Dell Proxy BidA little more than two decades ago, Michael started a computer business in his college dorm room. His idea was rather simple, he would custom build entire computer systems for people using parts he purchased from manufacturers. This idea blossomed until it overtook his room, eventually his garage at home and finally to a larger building to handle the demand for his new computer building skills. The business grew and soon he had orders for thousands of new computers.

He hired skilled technicians to piece the sets together and that was right around the time that the internet experienced a boom in growth. When his computer company joined the New York Stock Exchange it was a proud moment for him and for those who worked for him. The influx of investor cash allowed Dell to become the company it is today, building computer systems and accessories for sale around the world.

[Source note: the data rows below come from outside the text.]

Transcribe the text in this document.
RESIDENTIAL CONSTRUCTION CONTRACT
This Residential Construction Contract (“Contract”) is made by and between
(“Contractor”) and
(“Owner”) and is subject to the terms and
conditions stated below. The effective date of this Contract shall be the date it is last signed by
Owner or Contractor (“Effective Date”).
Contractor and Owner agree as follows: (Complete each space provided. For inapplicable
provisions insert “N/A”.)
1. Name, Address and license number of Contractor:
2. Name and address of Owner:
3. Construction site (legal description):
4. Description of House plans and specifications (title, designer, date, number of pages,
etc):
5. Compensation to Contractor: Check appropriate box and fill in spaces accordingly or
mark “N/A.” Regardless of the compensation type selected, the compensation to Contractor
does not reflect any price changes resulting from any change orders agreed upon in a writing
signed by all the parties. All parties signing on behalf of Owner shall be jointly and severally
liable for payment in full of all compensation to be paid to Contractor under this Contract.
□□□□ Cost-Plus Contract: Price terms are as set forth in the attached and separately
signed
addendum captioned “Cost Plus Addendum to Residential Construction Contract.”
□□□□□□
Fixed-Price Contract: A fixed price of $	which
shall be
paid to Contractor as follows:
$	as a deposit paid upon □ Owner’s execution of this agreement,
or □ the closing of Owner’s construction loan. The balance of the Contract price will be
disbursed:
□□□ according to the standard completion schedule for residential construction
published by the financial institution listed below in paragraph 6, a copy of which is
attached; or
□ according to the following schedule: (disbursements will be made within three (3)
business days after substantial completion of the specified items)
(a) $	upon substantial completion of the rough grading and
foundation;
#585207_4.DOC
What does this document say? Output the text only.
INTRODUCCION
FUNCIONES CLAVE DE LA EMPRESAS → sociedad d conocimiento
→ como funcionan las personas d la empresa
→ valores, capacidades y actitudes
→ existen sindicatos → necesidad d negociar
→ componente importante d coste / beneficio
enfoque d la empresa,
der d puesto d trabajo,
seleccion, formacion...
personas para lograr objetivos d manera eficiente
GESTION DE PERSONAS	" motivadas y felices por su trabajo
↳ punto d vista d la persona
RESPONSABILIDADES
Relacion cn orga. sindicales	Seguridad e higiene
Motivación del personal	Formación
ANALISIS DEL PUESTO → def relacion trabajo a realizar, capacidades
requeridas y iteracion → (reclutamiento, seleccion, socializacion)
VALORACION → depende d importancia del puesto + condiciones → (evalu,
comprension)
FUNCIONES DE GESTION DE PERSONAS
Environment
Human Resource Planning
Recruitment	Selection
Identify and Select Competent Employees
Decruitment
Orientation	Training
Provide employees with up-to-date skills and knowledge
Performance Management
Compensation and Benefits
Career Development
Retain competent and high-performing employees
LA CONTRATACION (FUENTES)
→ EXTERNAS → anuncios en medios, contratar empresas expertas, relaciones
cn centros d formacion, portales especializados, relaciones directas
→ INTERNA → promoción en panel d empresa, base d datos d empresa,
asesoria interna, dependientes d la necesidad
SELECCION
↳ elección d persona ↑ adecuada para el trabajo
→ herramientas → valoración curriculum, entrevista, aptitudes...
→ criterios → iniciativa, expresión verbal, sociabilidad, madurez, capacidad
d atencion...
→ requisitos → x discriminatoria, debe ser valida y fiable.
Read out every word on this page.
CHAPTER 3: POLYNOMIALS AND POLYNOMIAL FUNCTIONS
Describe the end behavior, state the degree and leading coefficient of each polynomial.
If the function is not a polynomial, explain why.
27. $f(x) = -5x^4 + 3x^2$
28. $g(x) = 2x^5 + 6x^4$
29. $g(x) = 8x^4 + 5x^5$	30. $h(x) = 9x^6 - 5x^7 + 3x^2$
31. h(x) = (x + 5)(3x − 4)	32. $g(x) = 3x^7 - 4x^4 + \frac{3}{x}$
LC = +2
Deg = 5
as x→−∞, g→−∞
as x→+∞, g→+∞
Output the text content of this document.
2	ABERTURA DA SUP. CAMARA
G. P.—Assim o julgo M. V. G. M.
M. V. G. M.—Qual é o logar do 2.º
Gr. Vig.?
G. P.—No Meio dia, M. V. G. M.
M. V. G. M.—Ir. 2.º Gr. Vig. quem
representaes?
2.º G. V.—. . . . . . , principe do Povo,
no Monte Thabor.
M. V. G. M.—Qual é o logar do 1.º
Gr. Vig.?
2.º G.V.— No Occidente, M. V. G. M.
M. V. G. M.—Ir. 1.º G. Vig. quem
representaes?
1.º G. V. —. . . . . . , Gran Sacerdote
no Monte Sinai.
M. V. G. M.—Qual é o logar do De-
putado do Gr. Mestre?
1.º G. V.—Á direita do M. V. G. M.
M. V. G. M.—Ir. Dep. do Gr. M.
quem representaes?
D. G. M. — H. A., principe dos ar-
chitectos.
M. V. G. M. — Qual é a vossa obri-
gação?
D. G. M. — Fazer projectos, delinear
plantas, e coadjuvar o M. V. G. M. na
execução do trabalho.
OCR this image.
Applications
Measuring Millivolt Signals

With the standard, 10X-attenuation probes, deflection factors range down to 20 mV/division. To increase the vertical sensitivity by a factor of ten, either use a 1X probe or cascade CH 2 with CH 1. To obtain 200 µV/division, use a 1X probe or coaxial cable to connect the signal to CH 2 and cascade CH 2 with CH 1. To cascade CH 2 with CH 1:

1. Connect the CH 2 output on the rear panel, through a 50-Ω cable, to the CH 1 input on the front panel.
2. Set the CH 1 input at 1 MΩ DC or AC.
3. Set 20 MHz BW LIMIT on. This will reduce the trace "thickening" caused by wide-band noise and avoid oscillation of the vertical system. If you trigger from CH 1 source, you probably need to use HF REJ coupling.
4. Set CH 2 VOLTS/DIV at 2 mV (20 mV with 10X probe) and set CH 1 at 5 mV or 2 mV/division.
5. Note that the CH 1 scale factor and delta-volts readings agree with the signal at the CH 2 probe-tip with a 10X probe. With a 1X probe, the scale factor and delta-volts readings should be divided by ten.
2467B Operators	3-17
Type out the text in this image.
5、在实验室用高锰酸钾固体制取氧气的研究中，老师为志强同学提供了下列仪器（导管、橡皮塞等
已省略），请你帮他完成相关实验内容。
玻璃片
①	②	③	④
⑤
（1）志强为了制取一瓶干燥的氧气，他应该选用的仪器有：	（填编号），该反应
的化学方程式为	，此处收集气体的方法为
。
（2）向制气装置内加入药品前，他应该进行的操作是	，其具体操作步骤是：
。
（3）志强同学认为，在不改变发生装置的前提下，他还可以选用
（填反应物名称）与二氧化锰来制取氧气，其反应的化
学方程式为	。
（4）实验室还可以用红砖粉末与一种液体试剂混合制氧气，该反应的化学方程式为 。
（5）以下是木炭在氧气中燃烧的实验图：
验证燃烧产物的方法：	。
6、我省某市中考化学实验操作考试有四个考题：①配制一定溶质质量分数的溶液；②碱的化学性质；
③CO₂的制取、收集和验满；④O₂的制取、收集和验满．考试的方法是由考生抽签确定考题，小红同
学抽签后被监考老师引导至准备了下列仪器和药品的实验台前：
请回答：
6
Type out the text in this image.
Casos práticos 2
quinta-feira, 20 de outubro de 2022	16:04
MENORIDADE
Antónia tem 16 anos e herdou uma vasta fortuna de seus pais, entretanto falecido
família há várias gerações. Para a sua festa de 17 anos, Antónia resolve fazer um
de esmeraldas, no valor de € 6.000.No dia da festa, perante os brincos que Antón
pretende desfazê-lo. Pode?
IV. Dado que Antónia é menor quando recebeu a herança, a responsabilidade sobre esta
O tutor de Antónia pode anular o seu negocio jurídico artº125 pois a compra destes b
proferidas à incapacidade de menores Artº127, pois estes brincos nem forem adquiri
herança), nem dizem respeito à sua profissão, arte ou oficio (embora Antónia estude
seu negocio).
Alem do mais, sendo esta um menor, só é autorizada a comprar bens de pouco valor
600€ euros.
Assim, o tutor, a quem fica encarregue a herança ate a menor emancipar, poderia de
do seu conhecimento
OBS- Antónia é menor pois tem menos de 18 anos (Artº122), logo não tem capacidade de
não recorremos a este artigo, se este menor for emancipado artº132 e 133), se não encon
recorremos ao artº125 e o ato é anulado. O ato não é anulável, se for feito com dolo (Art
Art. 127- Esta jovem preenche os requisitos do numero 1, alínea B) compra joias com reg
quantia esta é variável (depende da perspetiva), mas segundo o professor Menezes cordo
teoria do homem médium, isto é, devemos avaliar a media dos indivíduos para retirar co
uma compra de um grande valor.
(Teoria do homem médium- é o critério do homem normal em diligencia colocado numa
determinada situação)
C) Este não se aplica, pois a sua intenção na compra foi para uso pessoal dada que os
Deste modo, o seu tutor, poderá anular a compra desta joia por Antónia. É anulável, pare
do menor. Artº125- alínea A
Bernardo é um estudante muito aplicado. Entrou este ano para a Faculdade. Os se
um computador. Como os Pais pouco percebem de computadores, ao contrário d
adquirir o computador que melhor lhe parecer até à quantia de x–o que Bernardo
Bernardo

With recent economic troubles affecting companies nationwide, it’s unusual to see a CEO push to take a company private. In other words, to withdraw from the New York Stock Exchange and forego any further investor influx of cash is a risky maneuver. But that’s just what Michael Dell and the Silver Lake Partners, an investment firm, are doing.

When word of this buyout came, the shares jumped almost 3% in value. Dell and Silver Lake Partners are purchasing Dell stock at $13.65 per share for a total of $24.4 billion dollars. Shareholders will get a 26% premium, the percentage over the current value of the stock shares and additional benefits as this was an all-cash offer on the table.

The offer, though exciting for existing stockholders is not favored by Dell Company second-largest shareholder, Carl Icahn. His plan involves keeping at least 40% of the company’s stock as publically traded and offered a buy out at $14.00 per share. This buyout offer from Icahn would involve adding $5.2 billion dollars in debt, using $7.5 billion in Dell’s cash reserves and selling $2.9 billion dollars in Dell’s receivables. Icahn is also putting up $5 billion of his own equity to finance their buyout plan.

Dell’s plan is to take it private and diversifying into several different companies, business software, data storage and consulting. Shareholders will be voting for one of the two options in their annual meeting on July 18th, 2013. The recent surge in http proxy list companies has caused a strain on a company built on personal computing.

Early indications are that it is Michael Dell’s offer that will be accepted, Icahn’s just involves too much debt and financing at a time where it is all a company can do to survive.